Optim.jl - get the hessian matrix from maximum likelihood estimation

There exists an example at Optim.jl’s tutorial, I copy the code here.

using Optim, NLSolversBase, Random
using LinearAlgebra: diag
Random.seed!(0);                            # Fix random seed generator for reproducibility

n = 500                             # Number of observations
nvar = 2                            # Number of variables
β = ones(nvar) * 3.0                # True coefficients
x = [ones(n) randn(n, nvar - 1)]    # X matrix of explanatory variables plus constant
ε = randn(n) * 0.5                  # Error variance
y = x * β + ε;                      # Generate Data

function Log_Likelihood(X, Y, β, log_σ)
    σ = exp(log_σ)
    llike = -n/2*log(2π) - n/2* log(σ^2) - (sum((Y - X * β).^2) / (2σ^2))
    llike = -llike

func = TwiceDifferentiable(vars -> Log_Likelihood(x, y, vars[1:nvar], vars[nvar + 1]),
                           ones(nvar+1); autodiff=:forward);

opt = optimize(func, ones(nvar+1))

parameters = Optim.minimizer(opt)

parameters[nvar+1] = exp(parameters[nvar+1])

numerical_hessian = hessian!(func,parameters)
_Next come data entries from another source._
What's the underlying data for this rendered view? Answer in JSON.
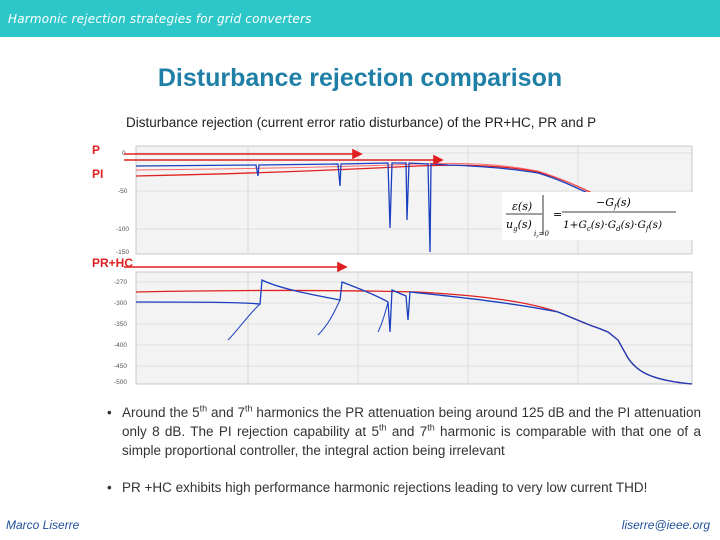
{
  "header": {
    "title": "Harmonic rejection strategies for grid converters"
  },
  "slide": {
    "title": "Disturbance rejection comparison",
    "subtitle": "Disturbance rejection (current error ratio disturbance) of the PR+HC, PR and P"
  },
  "figure": {
    "labels": {
      "p": "P",
      "pi": "PI",
      "prhc": "PR+HC"
    },
    "upper_ticks": [
      "0",
      "-50",
      "-100",
      "-150"
    ],
    "lower_ticks": [
      "-270",
      "-300",
      "-350",
      "-400",
      "-450",
      "-500"
    ],
    "equation": {
      "lhs_num": "ε(s)",
      "lhs_den": "u",
      "lhs_den_sub": "g",
      "lhs_den_tail": "(s)",
      "lhs_cond": "i",
      "lhs_cond_sub": "r",
      "lhs_cond_tail": "=0",
      "equals": "=",
      "rhs_num": "−G",
      "rhs_num_sub": "f",
      "rhs_num_tail": "(s)",
      "rhs_den": "1+G",
      "rhs_den_s1": "c",
      "rhs_den_t1": "(s)·G",
      "rhs_den_s2": "d",
      "rhs_den_t2": "(s)·G",
      "rhs_den_s3": "f",
      "rhs_den_t3": "(s)"
    },
    "colors": {
      "red": "#e02020",
      "blue": "#1a3fc0"
    }
  },
  "bullets": {
    "b1": {
      "pre": "Around the 5",
      "sup1": "th",
      "mid1": " and 7",
      "sup2": "th",
      "mid2": " harmonics the PR attenuation being around 125 dB and the PI attenuation only 8 dB. The PI rejection capability at 5",
      "sup3": "th",
      "mid3": " and 7",
      "sup4": "th",
      "post": " harmonic is comparable with that one of a simple proportional controller, the integral action being irrelevant"
    },
    "b2": {
      "text": "PR +HC exhibits high performance harmonic rejections leading to very low current THD!"
    },
    "bullet_char": "•"
  },
  "footer": {
    "author": "Marco Liserre",
    "email": "liserre@ieee.org"
  }
}
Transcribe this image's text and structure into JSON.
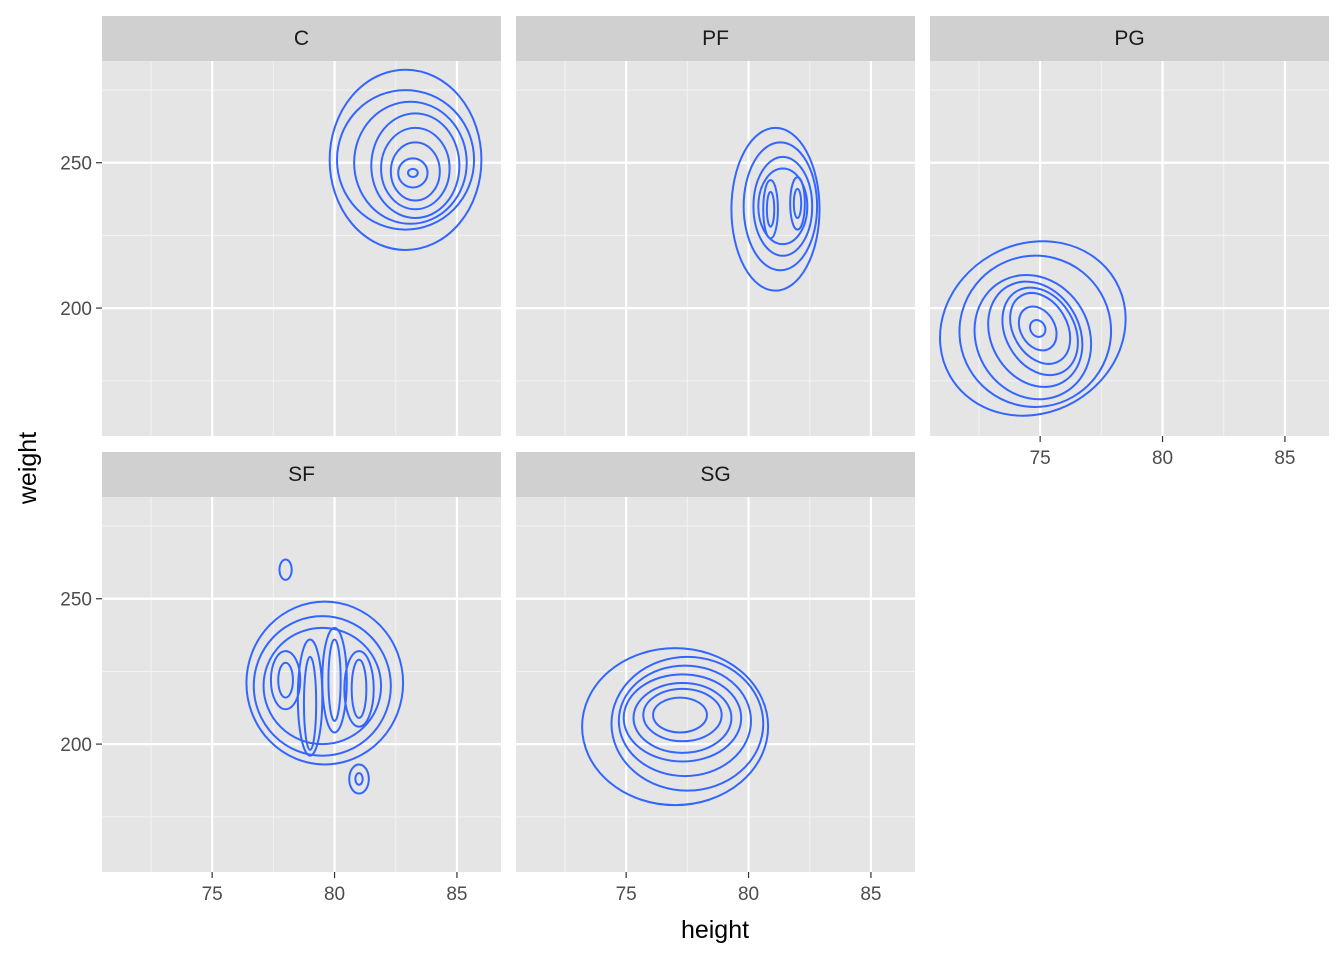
{
  "chart_data": {
    "type": "contour",
    "xlabel": "height",
    "ylabel": "weight",
    "xlim": [
      70.5,
      86.8
    ],
    "ylim": [
      156,
      285
    ],
    "x_ticks": [
      75,
      80,
      85
    ],
    "y_ticks": [
      200,
      250
    ],
    "x_minor": [
      72.5,
      77.5,
      82.5
    ],
    "y_minor": [
      175,
      225,
      275
    ],
    "line_color": "#3366FF",
    "grid": true,
    "panels": [
      {
        "label": "C",
        "contours": [
          {
            "cx": 83.2,
            "cy": 246.5,
            "rx": 0.2,
            "ry": 1.4
          },
          {
            "cx": 83.2,
            "cy": 246.5,
            "rx": 0.6,
            "ry": 5
          },
          {
            "cx": 83.3,
            "cy": 247.0,
            "rx": 1.0,
            "ry": 10
          },
          {
            "cx": 83.3,
            "cy": 248.0,
            "rx": 1.4,
            "ry": 14
          },
          {
            "cx": 83.3,
            "cy": 249.0,
            "rx": 1.8,
            "ry": 18
          },
          {
            "cx": 83.1,
            "cy": 250.0,
            "rx": 2.3,
            "ry": 21
          },
          {
            "cx": 82.9,
            "cy": 251.0,
            "rx": 2.8,
            "ry": 24
          },
          {
            "cx": 82.9,
            "cy": 251.0,
            "rx": 3.1,
            "ry": 31
          }
        ]
      },
      {
        "label": "PF",
        "contours": [
          {
            "cx": 80.9,
            "cy": 234,
            "rx": 0.15,
            "ry": 6
          },
          {
            "cx": 82.0,
            "cy": 236,
            "rx": 0.15,
            "ry": 5
          },
          {
            "cx": 80.9,
            "cy": 234,
            "rx": 0.3,
            "ry": 10
          },
          {
            "cx": 82.0,
            "cy": 236,
            "rx": 0.3,
            "ry": 9
          },
          {
            "cx": 81.4,
            "cy": 235,
            "rx": 1.0,
            "ry": 13
          },
          {
            "cx": 81.4,
            "cy": 235,
            "rx": 1.2,
            "ry": 17
          },
          {
            "cx": 81.3,
            "cy": 235,
            "rx": 1.5,
            "ry": 22
          },
          {
            "cx": 81.1,
            "cy": 234,
            "rx": 1.8,
            "ry": 28
          }
        ]
      },
      {
        "label": "PG",
        "contours": [
          {
            "cx": 74.9,
            "cy": 193,
            "rx": 0.3,
            "ry": 3,
            "rot": -30
          },
          {
            "cx": 74.9,
            "cy": 193,
            "rx": 0.7,
            "ry": 8,
            "rot": -30
          },
          {
            "cx": 75.0,
            "cy": 193,
            "rx": 1.1,
            "ry": 13,
            "rot": -30
          },
          {
            "cx": 75.0,
            "cy": 192,
            "rx": 1.4,
            "ry": 16,
            "rot": -30
          },
          {
            "cx": 74.8,
            "cy": 191,
            "rx": 1.8,
            "ry": 19,
            "rot": -30
          },
          {
            "cx": 74.7,
            "cy": 190,
            "rx": 2.3,
            "ry": 22,
            "rot": -30
          },
          {
            "cx": 74.8,
            "cy": 192,
            "rx": 3.1,
            "ry": 26,
            "rot": -30
          },
          {
            "cx": 74.7,
            "cy": 193,
            "rx": 3.9,
            "ry": 29,
            "rot": -30
          }
        ]
      },
      {
        "label": "SF",
        "contours": [
          {
            "cx": 78.0,
            "cy": 222,
            "rx": 0.3,
            "ry": 6
          },
          {
            "cx": 79.0,
            "cy": 214,
            "rx": 0.25,
            "ry": 16
          },
          {
            "cx": 80.0,
            "cy": 222,
            "rx": 0.25,
            "ry": 14
          },
          {
            "cx": 81.0,
            "cy": 219,
            "rx": 0.3,
            "ry": 10
          },
          {
            "cx": 78.0,
            "cy": 222,
            "rx": 0.6,
            "ry": 10
          },
          {
            "cx": 79.0,
            "cy": 216,
            "rx": 0.5,
            "ry": 20
          },
          {
            "cx": 80.0,
            "cy": 222,
            "rx": 0.5,
            "ry": 18
          },
          {
            "cx": 81.0,
            "cy": 219,
            "rx": 0.6,
            "ry": 13
          },
          {
            "cx": 79.5,
            "cy": 220,
            "rx": 2.4,
            "ry": 20
          },
          {
            "cx": 79.5,
            "cy": 220,
            "rx": 2.8,
            "ry": 24
          },
          {
            "cx": 79.6,
            "cy": 221,
            "rx": 3.2,
            "ry": 28
          },
          {
            "cx": 78.0,
            "cy": 260,
            "rx": 0.25,
            "ry": 3.5
          },
          {
            "cx": 81.0,
            "cy": 188,
            "rx": 0.4,
            "ry": 5
          },
          {
            "cx": 81.0,
            "cy": 188,
            "rx": 0.15,
            "ry": 2
          }
        ]
      },
      {
        "label": "SG",
        "contours": [
          {
            "cx": 77.2,
            "cy": 210,
            "rx": 1.1,
            "ry": 6
          },
          {
            "cx": 77.3,
            "cy": 210,
            "rx": 1.6,
            "ry": 9
          },
          {
            "cx": 77.3,
            "cy": 209,
            "rx": 2.0,
            "ry": 12
          },
          {
            "cx": 77.3,
            "cy": 209,
            "rx": 2.4,
            "ry": 15
          },
          {
            "cx": 77.4,
            "cy": 208,
            "rx": 2.7,
            "ry": 19
          },
          {
            "cx": 77.5,
            "cy": 207,
            "rx": 3.1,
            "ry": 23
          },
          {
            "cx": 77.0,
            "cy": 206,
            "rx": 3.8,
            "ry": 27
          }
        ]
      }
    ]
  }
}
var_cov_matrix = inv(numerical_hessian)

β = parameters[1:nvar]

temp = diag(var_cov_matrix)
temp1 = temp[1:nvar]

t_stats = β./sqrt.(temp1)

# This file was generated using Literate.jl, https://github.com/fredrikekre/Literate.jl

as you see, Log_Likelihood function accepts log\_\sigma as one of parameters, so the estimated parameters should also be log\_\sigma, however, if you change log\_\sigma to \sigma by parameters[nvar+1] = exp(parameters[nvar+1]), then the hessian matrix is not right, as Log_Likelihood 's input is log\_\sigma, am I right?

I can’t figure out why to take exponential to log\_\sigma before calculating hessian matrix.

I think you are right.
Try to make 2 functions:

function Log_Likelihood(X, Y, β, σ)
    llike = -n/2*log(2π) - n/2* log(σ^2) - (sum((Y - X * β).^2) / (2σ^2))
    llike = -llike
function Log_Likelihood_opt(X, Y, β, log_σ)
    σ = exp(log_σ)
    Log_Likelihood(X, Y, β, σ)

Optimize second, and find Hessian with first.


I think you are correct that the example is in error. It would be good to raise an issue at Optim.jl to call attention to the problem. The solution of using two functions is reasonable, but another way would be to use the delta method, which is often employed when computing transformations of estimated parameters.

Actually, the Hessian matrix for the linear regression model with normality is block diagonal, see https://www.cemfi.es/~arellano/Likelihood.pdf, page 7, for example. So, the confusion with the standard error of sigma will not affect the estimated standard errors of the coefficients, which is what the example focuses on. The t- statistics at the end of the example are correct, I believe. However, if one were to look at the estimated standard error of sigma, it would be incorrect.

Final note: the t-statistics are not correct, as can be verified by computing the OLS estimator. This is because the Hessian is computed using the estimate of sigma, rather than log sigma. I have submitted a PR to fix this.


Do you know if this has been solved now?

See fix for ML example by mcreel · Pull Request #956 · JuliaNLSolvers/Optim.jl · GitHub integrated into Optim.jl 1.5.